液晶画面の黒ずみ
最近では、ゲームボーイの液晶画面の黒ずみ化はおなじみの定番症状ですが、我が家のゲームボーイポケットの個体にも症状が出てきました。
実はこの症状は1年程前から気付いていたのですが、最近かなり目立つようになってきたので重い腰を上げて修理する事にしました。
今回の原因は偏光板では無い?
同様の修理はこのブログ上で何度も行っているので、分解過程の方は省略しますが今回はいつもと様子が違うようです。
この手の症状は、多くの場合液晶の表面に貼ってある”偏光板の経年劣化”によるビネガー化が原因ですが、今回は偏光板を除去して、液晶表面を磨いてもほとんど黒ずみが改善しません。
どうやら、今回は”偏光板”ではなく、液晶の裏側に貼ってある”反射板”の劣化による変色が原因のようです。
(参考画像:液晶の構造)
↓ ちなみに”偏光板”交換の方の過去修理記事はコチラ。
反射板の交換は難易度が高い
さて、困りました。偏光板の除去なら液晶の表側なので比較的作業がしやすいのですが、反射板の除去はかなり難易度が高めなのです。その訳は液晶裏側にあるこのフラットケーブル。反射板はこのフラットケーブルの下にある白いシートなのですが、このシートを除去する際に、物理的にこのケーブルが邪魔になるのです。
反射板を剥がす
作業の難易度に嘆いていても症状は改善しないので早速修理開始です。まずはフラットケーブルに貼られている謎の数字が書かれているテープを剥がします。
次に問題の反射板のシートを剥がしていきます。剥がした箇所に液晶裏面にこびり付いている銀色のモノが反射板ですね。
反射板のシートを剥がした直後。かなり多くの銀色の反射板部が液晶側に残ってしまっています。これを全部除去しなければなりません。
ちなみにこの状態で液晶を表面からみるとこんな感じ。液晶裏に残っている銀色の部分がちょうど黒ずみの部分になっています。
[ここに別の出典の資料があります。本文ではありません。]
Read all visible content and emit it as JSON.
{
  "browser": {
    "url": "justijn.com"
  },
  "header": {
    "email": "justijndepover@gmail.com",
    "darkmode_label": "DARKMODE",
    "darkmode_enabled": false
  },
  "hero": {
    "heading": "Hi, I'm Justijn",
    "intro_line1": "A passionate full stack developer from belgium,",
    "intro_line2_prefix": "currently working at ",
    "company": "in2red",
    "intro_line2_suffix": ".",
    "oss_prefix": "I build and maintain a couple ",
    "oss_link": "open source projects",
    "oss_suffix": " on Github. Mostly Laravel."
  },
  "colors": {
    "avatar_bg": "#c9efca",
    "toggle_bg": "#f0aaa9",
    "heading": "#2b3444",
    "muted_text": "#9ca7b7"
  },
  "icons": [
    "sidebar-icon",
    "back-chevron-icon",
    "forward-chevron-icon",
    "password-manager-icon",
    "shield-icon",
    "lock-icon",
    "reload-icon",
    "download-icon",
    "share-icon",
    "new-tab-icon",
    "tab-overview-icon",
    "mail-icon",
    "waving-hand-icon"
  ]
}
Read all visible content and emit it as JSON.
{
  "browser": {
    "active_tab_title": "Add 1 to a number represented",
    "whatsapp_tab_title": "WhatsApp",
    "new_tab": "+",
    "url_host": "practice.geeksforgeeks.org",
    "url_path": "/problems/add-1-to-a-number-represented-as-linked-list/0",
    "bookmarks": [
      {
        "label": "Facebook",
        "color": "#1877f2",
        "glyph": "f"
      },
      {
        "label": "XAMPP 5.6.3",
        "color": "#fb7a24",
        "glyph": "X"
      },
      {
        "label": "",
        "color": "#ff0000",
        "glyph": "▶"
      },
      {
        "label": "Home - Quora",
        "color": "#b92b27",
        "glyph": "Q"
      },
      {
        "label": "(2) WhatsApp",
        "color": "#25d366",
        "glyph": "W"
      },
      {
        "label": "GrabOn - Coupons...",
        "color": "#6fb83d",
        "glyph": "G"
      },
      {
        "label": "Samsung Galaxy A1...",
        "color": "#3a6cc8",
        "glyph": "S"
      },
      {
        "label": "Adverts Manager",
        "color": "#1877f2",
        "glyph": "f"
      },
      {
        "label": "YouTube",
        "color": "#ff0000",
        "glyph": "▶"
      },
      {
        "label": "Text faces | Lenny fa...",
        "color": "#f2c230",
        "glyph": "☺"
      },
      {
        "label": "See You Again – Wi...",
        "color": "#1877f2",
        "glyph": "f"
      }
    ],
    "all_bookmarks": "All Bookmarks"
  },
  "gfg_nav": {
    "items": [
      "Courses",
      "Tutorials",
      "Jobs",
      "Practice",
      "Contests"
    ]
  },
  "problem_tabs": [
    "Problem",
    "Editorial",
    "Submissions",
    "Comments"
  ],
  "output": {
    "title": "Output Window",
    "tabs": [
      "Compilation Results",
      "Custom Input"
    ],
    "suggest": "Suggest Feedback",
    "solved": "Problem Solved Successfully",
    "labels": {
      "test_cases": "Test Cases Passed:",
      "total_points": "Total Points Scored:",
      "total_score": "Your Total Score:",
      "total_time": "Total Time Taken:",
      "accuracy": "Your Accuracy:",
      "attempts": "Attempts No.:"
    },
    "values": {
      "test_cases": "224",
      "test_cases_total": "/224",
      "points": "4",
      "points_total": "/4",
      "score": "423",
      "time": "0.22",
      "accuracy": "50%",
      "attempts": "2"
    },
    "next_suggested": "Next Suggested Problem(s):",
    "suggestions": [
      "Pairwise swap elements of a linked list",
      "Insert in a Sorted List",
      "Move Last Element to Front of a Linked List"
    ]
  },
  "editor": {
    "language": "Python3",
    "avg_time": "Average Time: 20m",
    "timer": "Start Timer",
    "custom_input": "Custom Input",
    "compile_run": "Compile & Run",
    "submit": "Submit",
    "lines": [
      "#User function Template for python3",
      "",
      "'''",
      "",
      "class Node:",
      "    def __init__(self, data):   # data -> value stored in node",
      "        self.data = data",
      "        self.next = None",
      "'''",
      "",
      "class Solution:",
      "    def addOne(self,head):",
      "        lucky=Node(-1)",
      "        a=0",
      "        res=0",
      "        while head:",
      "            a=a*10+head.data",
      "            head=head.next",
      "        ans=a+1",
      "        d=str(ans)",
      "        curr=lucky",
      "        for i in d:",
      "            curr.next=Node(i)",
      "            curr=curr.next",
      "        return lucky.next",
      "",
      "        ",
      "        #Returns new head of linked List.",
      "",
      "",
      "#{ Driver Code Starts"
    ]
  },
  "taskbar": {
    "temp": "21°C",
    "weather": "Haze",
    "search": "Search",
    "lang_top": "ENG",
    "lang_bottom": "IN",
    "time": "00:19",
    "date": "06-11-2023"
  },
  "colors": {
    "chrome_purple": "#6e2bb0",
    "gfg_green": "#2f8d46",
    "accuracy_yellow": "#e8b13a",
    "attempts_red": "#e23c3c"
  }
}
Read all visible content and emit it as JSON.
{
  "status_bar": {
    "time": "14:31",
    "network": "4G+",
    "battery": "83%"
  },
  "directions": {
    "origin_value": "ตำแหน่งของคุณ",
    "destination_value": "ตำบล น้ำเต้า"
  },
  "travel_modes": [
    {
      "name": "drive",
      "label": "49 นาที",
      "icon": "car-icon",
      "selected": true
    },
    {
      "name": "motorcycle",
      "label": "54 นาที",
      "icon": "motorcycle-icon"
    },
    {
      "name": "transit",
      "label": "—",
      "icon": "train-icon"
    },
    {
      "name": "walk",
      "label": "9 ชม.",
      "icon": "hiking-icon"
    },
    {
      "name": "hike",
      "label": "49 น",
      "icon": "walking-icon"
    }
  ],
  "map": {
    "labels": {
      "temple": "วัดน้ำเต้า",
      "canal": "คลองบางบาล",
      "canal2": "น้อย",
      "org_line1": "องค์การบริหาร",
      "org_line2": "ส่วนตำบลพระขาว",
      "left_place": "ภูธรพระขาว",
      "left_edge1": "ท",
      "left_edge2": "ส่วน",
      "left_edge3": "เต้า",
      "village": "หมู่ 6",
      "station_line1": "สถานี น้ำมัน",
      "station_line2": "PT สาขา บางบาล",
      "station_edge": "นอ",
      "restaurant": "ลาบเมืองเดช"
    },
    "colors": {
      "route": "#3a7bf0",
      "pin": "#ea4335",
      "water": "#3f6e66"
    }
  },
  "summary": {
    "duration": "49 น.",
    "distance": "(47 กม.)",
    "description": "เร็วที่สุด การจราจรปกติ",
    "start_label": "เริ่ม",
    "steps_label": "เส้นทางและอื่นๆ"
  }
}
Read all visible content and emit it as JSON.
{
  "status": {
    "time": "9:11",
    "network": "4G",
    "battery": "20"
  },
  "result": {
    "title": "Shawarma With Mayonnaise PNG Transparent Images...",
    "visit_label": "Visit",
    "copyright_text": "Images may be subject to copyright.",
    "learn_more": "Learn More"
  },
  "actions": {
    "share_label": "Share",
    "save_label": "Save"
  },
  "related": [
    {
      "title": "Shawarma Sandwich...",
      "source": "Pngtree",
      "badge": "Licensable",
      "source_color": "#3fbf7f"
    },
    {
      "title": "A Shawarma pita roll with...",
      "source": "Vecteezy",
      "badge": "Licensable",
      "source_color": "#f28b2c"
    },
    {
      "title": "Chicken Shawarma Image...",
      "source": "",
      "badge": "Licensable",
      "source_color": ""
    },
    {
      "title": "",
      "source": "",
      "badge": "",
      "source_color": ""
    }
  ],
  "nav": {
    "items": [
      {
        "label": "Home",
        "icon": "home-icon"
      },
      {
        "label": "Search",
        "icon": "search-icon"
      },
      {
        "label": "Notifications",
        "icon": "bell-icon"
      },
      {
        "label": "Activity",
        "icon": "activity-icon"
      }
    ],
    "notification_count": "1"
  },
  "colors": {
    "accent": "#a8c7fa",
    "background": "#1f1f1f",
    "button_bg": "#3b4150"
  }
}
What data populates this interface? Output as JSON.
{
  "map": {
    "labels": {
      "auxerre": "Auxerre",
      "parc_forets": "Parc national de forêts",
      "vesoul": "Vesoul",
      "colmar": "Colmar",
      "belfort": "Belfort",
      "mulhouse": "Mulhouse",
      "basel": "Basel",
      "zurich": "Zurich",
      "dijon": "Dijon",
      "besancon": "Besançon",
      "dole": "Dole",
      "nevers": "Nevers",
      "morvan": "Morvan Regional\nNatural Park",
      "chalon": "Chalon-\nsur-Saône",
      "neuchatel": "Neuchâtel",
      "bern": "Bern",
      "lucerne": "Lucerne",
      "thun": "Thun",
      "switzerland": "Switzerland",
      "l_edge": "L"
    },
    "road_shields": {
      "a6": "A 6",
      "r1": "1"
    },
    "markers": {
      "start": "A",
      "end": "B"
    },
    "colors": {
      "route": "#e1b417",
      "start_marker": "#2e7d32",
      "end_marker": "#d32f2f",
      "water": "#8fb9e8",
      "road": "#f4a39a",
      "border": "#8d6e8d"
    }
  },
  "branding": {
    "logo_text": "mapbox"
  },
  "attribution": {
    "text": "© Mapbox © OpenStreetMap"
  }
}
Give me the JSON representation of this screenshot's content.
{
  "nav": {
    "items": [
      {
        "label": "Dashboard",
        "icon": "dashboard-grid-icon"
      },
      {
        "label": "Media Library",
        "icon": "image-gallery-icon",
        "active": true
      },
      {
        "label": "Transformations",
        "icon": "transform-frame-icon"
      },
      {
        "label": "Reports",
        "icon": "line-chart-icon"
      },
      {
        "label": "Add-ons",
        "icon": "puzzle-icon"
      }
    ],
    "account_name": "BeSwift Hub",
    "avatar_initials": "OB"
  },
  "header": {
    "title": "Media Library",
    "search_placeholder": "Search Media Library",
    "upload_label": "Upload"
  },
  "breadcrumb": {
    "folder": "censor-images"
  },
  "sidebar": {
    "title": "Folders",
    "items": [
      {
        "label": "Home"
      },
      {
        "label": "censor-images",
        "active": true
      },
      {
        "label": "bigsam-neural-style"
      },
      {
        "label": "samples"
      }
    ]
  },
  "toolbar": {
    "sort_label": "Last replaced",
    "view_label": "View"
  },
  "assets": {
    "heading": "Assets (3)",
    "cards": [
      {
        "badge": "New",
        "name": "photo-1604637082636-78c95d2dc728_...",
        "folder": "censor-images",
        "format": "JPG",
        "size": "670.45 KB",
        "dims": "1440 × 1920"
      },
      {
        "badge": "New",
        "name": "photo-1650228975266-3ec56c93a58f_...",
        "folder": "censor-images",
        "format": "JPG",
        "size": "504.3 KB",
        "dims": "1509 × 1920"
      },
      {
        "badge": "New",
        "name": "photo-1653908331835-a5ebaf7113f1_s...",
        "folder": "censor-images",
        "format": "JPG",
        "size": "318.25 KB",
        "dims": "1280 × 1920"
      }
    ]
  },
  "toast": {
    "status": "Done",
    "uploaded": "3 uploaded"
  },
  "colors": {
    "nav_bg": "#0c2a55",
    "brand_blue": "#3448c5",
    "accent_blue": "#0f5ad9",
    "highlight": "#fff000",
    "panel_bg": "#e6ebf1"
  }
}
また、これから行う長時間の作業でフラットケーブルに与えるダメージ最小限にするためフラットケーブルにはあらかじめ保護用に各所に養生テープを貼って断線を防止しておきましょう。
地獄の作業
さて、ここからが地獄の作業です。
このこびり付いている反射板部分を無水エタノール等を塗りながらプラスチックヘラ等を使い少しずつ全て除去していかなければなりません。そして、この”反射板”が前面の偏光板除去作業と同様にとにかく剥がしづらいのです。
もちろんフラットケーブルになるべくダメージを与えないように、最新の注意を払いながら数時間に渡る作業になりますのでかなり精神的に萎えます。
苦行を乗り越え
約4時間の苦行を終え、すっかり辺りも暗くなってきた頃に作業終了。反射板を全除去し、すっかり液晶が透明になりました。
あー、疲れた。
では、動作テスト。電源を入れてゲームが起動した状態ですが、このままでは画面は一切見えません。
まずは反射板の作成。反射板の代用としては超有名な”ジュラルミンフィニッシュ”を液晶画面サイズに切り取り出します。
切り出したジュラルミンフィニッシュを反射板があった位置にセットします。
では電源を入れ再テスト。
この状態でさらに偏光板を液晶表面にかざすと・・・・ハイ、画面が表示されました!
いい感じです。やりましたーっ。
修理完了!
最後にケースを組み上げて無事修理完了。
数時間の作業は精神的にくるものがありましたが、苦行を乗り越え無事動作した時の喜びは一入(ひとしお)ですね。修理品にも愛着が湧きますし、これがジャンク修理の醍醐味でもありますね。
って事で今回はここまで。では、また。